Using Collections
Our intent is to make it quick and simple to use existing Underlay collections. There will likely be several iterations on designing the best approach for achieving this.
There are a number of important elements that a user of data may want to customize for thier use case:
- Shape of the output data (e.g. how the data is nested and which fields are included)
- Key names of output data (e.g. to align with production systems)
- Format of the output data (e.g. JSON file, CSV file, hosted database, public API)
- Auto-versioning functionality (e.g. do you always want the latest version, or a specific version of the data )
Re-use of exports
One social practice we notice in code and would like to mimic for data, is being able to see how people use public datasets. Having examples of the ways in which data is being exported and used can help guide people as they try to understand the most relevant and useful pieces of a dataset. Such information is also useful feedback for the data producer.

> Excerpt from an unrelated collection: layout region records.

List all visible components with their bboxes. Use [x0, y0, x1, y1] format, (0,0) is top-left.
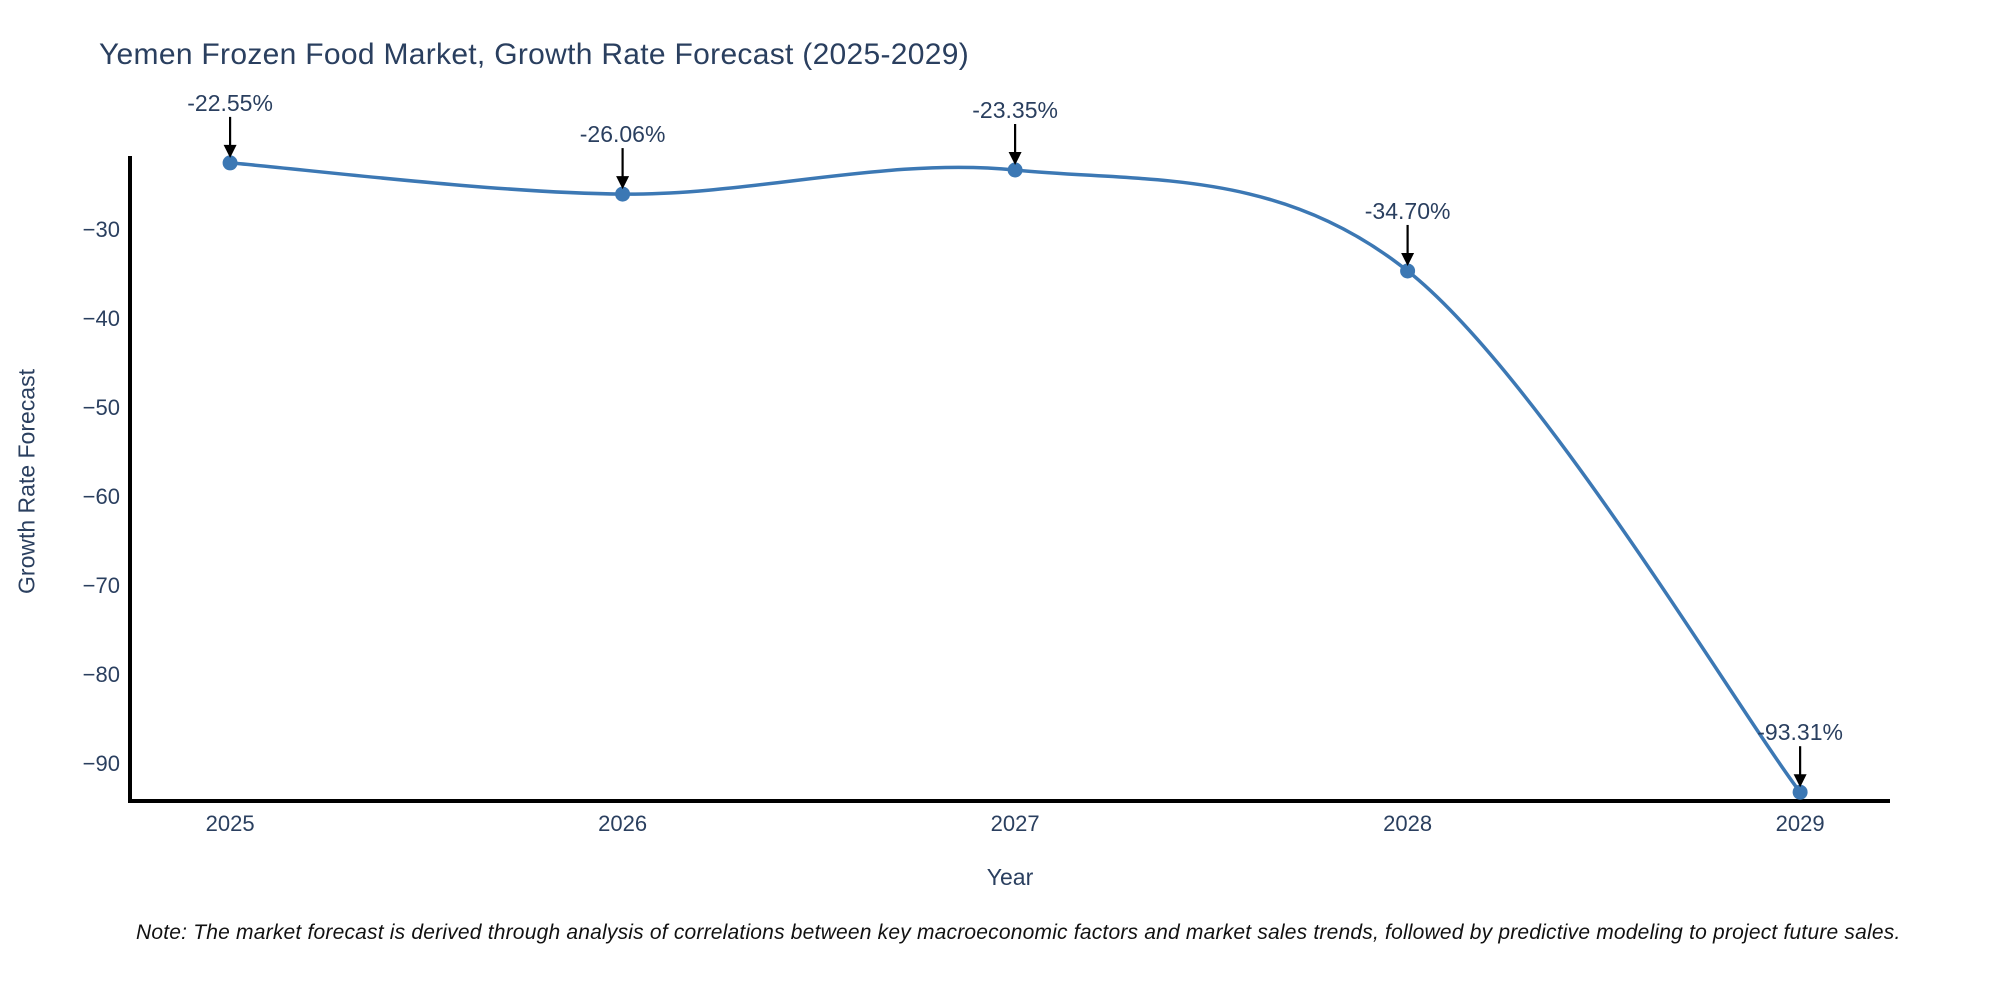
annotation-label: -23.35%	[972, 97, 1058, 123]
x-tick-label: 2028	[1383, 811, 1432, 836]
x-tick-label: 2029	[1776, 811, 1825, 836]
data-point-marker	[1400, 263, 1416, 279]
annotation-label: -22.55%	[187, 90, 273, 116]
data-point-marker	[1007, 162, 1023, 178]
y-tick-label: −40	[83, 306, 120, 331]
annotation-label: -93.31%	[1757, 719, 1843, 745]
x-tick-label: 2025	[206, 811, 255, 836]
x-axis-title: Year	[986, 864, 1034, 890]
data-point-marker	[615, 186, 631, 202]
footnote: Note: The market forecast is derived thr…	[136, 921, 1901, 944]
annotation-label: -26.06%	[580, 121, 666, 147]
y-tick-label: −60	[83, 484, 120, 509]
y-tick-label: −70	[83, 573, 120, 598]
x-tick-label: 2027	[991, 811, 1040, 836]
x-tick-label: 2026	[598, 811, 647, 836]
series-line	[229, 161, 1802, 794]
annotation-arrow-head	[1793, 774, 1807, 788]
annotation-arrow-head	[1008, 152, 1022, 166]
data-point-marker	[1792, 784, 1808, 800]
chart-title: Yemen Frozen Food Market, Growth Rate Fo…	[99, 38, 970, 71]
annotation-arrow-head	[616, 176, 630, 190]
annotation-arrow-head	[223, 144, 237, 158]
y-tick-label: −30	[83, 217, 120, 242]
y-tick-label: −90	[83, 751, 120, 776]
y-tick-label: −50	[83, 395, 120, 420]
data-point-marker	[222, 155, 238, 171]
annotation-arrow-head	[1401, 252, 1415, 266]
y-tick-label: −80	[83, 662, 120, 687]
annotation-label: -34.70%	[1365, 198, 1451, 224]
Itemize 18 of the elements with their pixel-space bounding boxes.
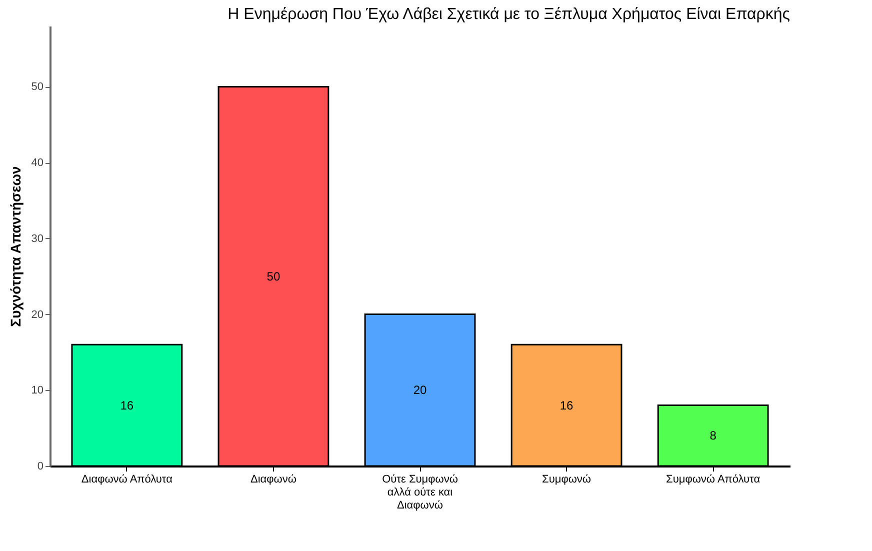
data-label: 20 bbox=[413, 383, 427, 398]
x-tick-label: Διαφωνώ bbox=[250, 474, 297, 486]
data-label: 16 bbox=[560, 398, 574, 412]
chart-title: Η Ενημέρωση Που Έχω Λάβει Σχετικά με το Ξέπλυμα Χρήματος Είναι Επαρκής bbox=[228, 6, 790, 23]
data-label: 50 bbox=[266, 269, 280, 284]
y-tick-label: 10 bbox=[31, 384, 44, 397]
x-tick-label: Ούτε Συμφωνώ αλλά ούτε και Διαφωνώ bbox=[382, 474, 458, 512]
x-tick-label: Συμφωνώ Απόλυτα bbox=[666, 474, 761, 486]
y-axis-title: Συχνότητα Απαντήσεων bbox=[7, 166, 24, 327]
data-label: 8 bbox=[710, 428, 717, 443]
y-tick-label: 20 bbox=[31, 308, 44, 321]
y-tick-label: 30 bbox=[31, 232, 44, 245]
x-tick-label: Συμφωνώ bbox=[542, 474, 592, 486]
data-label: 16 bbox=[120, 398, 134, 412]
y-tick-label: 0 bbox=[37, 460, 44, 472]
y-tick-label: 40 bbox=[31, 157, 44, 170]
x-tick-label: Διαφωνώ Απόλυτα bbox=[81, 474, 174, 486]
y-tick-label: 50 bbox=[31, 81, 44, 94]
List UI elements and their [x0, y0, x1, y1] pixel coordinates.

Current approach: Static cached files
At present, exports are generated as static, cached files. The files can either be CSV or JSON, and new cached files are produced for each new version of the collection.
Export files can specify a mapping that allows users to choose which fields they want included in their exported file, as well as rename those fields to align with their use case.
At present, there is no way to filter data from an export beyond including or excluded a specific class or attribute.
Future Approach: Queries
An improved interface for exports would be to allow users to generate a query whose result is cached and storage. The output result may be similar to static cached files (e.g. a JSON file or CSV file), but they would have more granular control over which data is included in these output files.
Future Approach: Hosted instances
One future interface we intend to implement is the ability to quickly stand up a private, hosted database that is populated with the collection's data or a queried subset of the data. This hosted instance would be production-grade and could be immediately used in a production environment. Settings on whether the content of the hosted instance is automaticall incremented as new collection versions are published would be configurable.
This would give users a simple way to take existing collections and using them in production environments quickly, and with low maintenance overhead.